I’ve imported into Google Sheets, now I’ll try importing into Excel. Excel has a Data> from Web button, where you put in a URL and then select a table, but that didn’t work on the wiki page so it brought in all the page. I tried deleting text above and below the table but on refresh it just came back, so I linked the table to another sheet to work with the data.

The link I’m using is Current cases from Wikipedia which uses the same source as Bing Tracker.

I’ve then put some percentage figures on the numbers, pulled in country populations from Wikipedia here. I’ve then done some basic conditional formatting on the columns, with World as reference at top (no conditional formatting for that otherwise it overwhelms the data) and the following info comes out, AS OF 26th March 2020. This is static data, just comparing highs/lows.

Highest number of cases in countrt- total count. US at top of list
Highest Active Cases- US again, followed by Italy & Spain, then Germany & France
Highest nuber of Deaths to date- Italy, Spain, China Iran, France & US all above 1000

Use this chart to add countries for deaths and rates of change.

Number & % recoveries- China up to 91% recovered, S.Korea at 44% and Bahrain at 44% of a small number o total cases of 457 in a pop of 1.5 M.

Percentage pop over 70 by country Data from here.
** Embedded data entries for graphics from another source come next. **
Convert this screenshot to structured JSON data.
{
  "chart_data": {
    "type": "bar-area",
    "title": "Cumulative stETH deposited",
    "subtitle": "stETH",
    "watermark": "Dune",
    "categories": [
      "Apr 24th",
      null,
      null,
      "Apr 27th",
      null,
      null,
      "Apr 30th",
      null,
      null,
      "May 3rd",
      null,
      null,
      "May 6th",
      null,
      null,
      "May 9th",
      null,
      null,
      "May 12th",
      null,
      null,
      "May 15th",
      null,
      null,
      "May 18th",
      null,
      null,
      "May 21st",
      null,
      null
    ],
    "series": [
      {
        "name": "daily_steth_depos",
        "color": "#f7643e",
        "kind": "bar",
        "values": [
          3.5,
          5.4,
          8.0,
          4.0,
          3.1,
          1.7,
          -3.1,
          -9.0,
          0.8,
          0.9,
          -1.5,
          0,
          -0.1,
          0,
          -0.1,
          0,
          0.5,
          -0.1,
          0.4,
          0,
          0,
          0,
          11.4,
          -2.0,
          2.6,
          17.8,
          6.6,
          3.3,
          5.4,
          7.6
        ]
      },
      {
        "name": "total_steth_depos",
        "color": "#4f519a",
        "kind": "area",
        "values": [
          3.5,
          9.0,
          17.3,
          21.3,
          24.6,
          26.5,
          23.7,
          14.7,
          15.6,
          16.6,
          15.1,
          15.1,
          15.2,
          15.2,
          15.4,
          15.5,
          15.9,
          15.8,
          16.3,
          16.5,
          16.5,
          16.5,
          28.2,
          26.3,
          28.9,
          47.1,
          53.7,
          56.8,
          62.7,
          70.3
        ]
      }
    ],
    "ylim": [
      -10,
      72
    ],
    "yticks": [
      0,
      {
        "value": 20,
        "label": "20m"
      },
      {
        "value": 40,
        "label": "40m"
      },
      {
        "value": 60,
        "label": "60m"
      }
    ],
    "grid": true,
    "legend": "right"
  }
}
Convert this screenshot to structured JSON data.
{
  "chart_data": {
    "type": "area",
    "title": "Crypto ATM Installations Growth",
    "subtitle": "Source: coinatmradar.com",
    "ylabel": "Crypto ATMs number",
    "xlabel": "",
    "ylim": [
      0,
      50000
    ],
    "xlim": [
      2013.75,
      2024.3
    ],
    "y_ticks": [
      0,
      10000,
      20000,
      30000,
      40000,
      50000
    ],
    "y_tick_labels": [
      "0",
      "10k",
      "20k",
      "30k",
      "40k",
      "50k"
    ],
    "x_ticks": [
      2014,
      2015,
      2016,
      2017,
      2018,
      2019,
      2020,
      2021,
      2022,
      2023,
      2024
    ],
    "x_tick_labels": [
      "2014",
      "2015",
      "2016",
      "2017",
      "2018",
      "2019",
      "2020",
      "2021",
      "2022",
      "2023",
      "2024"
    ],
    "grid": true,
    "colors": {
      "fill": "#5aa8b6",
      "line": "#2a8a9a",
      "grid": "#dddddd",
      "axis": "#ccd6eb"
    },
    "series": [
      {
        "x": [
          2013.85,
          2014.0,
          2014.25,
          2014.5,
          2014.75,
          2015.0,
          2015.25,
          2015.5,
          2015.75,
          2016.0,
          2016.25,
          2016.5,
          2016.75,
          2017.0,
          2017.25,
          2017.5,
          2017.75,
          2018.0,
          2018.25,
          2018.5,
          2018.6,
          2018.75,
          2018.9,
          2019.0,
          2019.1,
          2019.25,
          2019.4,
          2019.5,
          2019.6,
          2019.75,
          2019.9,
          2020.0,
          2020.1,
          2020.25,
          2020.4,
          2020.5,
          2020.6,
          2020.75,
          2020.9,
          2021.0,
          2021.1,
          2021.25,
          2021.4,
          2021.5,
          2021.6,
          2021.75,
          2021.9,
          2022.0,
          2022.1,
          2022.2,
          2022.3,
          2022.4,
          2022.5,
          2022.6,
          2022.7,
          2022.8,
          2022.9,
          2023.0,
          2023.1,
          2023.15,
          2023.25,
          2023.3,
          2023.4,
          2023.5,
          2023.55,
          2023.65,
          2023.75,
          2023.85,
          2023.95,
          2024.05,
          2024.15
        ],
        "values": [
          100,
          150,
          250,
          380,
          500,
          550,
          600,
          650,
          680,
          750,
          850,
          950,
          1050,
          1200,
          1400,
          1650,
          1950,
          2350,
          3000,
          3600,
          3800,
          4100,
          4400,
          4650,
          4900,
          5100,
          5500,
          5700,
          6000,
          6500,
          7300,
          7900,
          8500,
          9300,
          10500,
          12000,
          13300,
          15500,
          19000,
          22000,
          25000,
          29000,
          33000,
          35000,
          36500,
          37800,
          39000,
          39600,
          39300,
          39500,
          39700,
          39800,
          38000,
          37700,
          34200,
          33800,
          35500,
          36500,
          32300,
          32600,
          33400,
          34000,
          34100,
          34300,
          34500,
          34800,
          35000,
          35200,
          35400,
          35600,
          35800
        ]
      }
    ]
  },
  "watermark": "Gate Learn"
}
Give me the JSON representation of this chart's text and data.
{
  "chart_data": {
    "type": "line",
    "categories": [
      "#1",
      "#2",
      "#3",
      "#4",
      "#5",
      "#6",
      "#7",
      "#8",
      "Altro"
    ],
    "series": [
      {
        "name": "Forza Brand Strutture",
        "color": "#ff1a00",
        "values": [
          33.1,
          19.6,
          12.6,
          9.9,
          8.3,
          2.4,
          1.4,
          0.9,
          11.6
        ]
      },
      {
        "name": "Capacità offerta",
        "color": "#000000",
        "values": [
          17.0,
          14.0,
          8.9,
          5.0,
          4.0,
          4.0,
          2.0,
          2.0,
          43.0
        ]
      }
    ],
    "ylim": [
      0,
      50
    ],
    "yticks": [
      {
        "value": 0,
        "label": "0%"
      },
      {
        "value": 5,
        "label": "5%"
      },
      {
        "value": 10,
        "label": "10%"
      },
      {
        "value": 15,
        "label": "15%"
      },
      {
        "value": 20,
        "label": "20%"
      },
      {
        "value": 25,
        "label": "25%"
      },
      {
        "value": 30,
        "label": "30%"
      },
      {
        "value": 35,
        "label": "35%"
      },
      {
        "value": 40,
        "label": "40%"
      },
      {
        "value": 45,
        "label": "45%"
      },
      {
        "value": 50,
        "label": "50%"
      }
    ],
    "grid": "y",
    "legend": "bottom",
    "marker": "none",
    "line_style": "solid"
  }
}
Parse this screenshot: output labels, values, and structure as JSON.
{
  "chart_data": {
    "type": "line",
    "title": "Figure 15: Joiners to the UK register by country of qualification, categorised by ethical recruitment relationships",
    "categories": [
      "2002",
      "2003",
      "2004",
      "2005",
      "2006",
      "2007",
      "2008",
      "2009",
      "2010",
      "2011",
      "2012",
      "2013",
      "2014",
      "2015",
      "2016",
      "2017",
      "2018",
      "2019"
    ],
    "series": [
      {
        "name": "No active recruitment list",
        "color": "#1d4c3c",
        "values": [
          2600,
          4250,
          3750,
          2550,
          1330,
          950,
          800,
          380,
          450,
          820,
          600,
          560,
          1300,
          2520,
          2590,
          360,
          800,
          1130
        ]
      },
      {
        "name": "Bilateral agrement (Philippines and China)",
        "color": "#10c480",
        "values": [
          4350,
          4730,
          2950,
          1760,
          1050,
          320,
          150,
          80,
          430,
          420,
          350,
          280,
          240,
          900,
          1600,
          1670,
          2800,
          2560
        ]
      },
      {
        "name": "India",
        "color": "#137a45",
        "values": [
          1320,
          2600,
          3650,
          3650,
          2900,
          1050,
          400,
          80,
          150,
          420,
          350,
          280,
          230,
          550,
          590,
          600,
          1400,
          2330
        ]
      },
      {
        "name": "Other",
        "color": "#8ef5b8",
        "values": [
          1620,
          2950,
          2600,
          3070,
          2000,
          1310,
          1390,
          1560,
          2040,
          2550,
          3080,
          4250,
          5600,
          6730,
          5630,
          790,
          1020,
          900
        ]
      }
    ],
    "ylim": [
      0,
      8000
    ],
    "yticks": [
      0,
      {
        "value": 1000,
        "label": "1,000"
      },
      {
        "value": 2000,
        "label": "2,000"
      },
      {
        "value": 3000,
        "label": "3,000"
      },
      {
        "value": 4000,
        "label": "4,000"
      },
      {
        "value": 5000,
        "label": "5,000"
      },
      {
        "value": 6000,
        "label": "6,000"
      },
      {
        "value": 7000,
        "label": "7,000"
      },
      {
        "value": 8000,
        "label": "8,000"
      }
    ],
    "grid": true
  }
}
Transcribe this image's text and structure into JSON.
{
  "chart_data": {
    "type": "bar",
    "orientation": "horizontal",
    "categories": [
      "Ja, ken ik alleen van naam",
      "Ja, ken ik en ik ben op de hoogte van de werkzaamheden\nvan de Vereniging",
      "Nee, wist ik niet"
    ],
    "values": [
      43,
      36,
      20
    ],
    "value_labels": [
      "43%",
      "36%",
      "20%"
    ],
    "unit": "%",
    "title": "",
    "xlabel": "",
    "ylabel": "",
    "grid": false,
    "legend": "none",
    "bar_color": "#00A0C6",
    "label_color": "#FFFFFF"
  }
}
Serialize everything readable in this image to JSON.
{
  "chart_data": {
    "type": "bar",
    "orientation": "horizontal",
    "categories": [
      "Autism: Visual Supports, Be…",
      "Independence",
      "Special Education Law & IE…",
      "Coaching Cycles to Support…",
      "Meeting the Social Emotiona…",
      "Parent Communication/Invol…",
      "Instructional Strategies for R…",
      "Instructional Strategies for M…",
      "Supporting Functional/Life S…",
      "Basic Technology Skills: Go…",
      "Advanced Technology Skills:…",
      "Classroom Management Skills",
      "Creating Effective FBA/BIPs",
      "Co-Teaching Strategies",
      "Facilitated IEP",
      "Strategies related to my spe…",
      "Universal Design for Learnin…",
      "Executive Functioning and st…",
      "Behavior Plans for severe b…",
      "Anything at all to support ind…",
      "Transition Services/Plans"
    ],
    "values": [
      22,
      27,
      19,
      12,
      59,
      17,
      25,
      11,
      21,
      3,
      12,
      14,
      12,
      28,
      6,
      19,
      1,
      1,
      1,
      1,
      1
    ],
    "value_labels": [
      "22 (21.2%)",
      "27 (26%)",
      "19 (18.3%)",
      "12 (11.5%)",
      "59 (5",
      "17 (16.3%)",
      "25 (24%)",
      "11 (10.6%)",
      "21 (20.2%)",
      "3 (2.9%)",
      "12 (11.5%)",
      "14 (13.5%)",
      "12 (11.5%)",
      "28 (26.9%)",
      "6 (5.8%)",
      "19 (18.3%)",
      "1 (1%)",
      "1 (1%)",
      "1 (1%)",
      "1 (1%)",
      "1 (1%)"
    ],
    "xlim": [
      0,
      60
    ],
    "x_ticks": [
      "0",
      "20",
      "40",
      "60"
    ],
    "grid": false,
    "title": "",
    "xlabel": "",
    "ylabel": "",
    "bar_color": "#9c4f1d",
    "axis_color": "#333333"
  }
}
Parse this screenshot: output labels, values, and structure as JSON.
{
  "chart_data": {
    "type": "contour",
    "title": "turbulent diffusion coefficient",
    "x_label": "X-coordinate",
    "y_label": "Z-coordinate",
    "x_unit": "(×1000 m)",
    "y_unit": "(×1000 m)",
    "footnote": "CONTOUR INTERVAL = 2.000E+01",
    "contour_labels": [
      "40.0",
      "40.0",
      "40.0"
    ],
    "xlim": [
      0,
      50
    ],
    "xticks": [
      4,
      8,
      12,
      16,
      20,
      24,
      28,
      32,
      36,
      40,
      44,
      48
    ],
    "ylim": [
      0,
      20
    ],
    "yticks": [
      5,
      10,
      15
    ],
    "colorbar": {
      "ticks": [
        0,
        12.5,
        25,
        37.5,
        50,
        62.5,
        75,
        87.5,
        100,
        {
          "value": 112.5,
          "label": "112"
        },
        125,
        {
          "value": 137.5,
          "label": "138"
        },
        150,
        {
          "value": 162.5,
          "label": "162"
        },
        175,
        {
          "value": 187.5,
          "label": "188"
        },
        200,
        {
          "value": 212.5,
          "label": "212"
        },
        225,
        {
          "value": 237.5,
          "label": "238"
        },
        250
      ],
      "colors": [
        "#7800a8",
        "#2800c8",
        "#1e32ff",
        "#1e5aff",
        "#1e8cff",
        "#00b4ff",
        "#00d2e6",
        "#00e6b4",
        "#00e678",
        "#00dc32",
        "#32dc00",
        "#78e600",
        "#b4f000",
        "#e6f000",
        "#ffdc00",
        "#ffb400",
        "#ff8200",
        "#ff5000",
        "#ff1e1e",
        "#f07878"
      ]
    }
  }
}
so, from above chart I’ll use 8% as likely death rate for over 70’s. A bit of a cock up linking data between sheets, on one page I had filters on, so it pulled data into the wrong Rows. OOPS!! (bring heater across to find link cell, then copy adjacent column across and use Find/Replace on Column code seems to be best way of doing this, you don’t have to mess around with aligning data on both sheets)

European countries (& Japan) have largest % >70 population. Calculating Affected cases by %>70 and then 8% of those dying (based on chart above this one) There is a misalignment with those figures, Italy/Spain have far higher deaths, and % >70 expected is far exceeded, whereas Germany expected cases is 552 and only 262 deaths. Finland also low, but numbers are low there at present.

I want to get historic data now and see what I can do with that. There are rates of change over time to be explored.

End comment

I just refreshed the page and brought in the data for today, there were a few errors that I had to clean up, but it went pretty well. I am pulling from 3 different tables off web pages, so not too bad.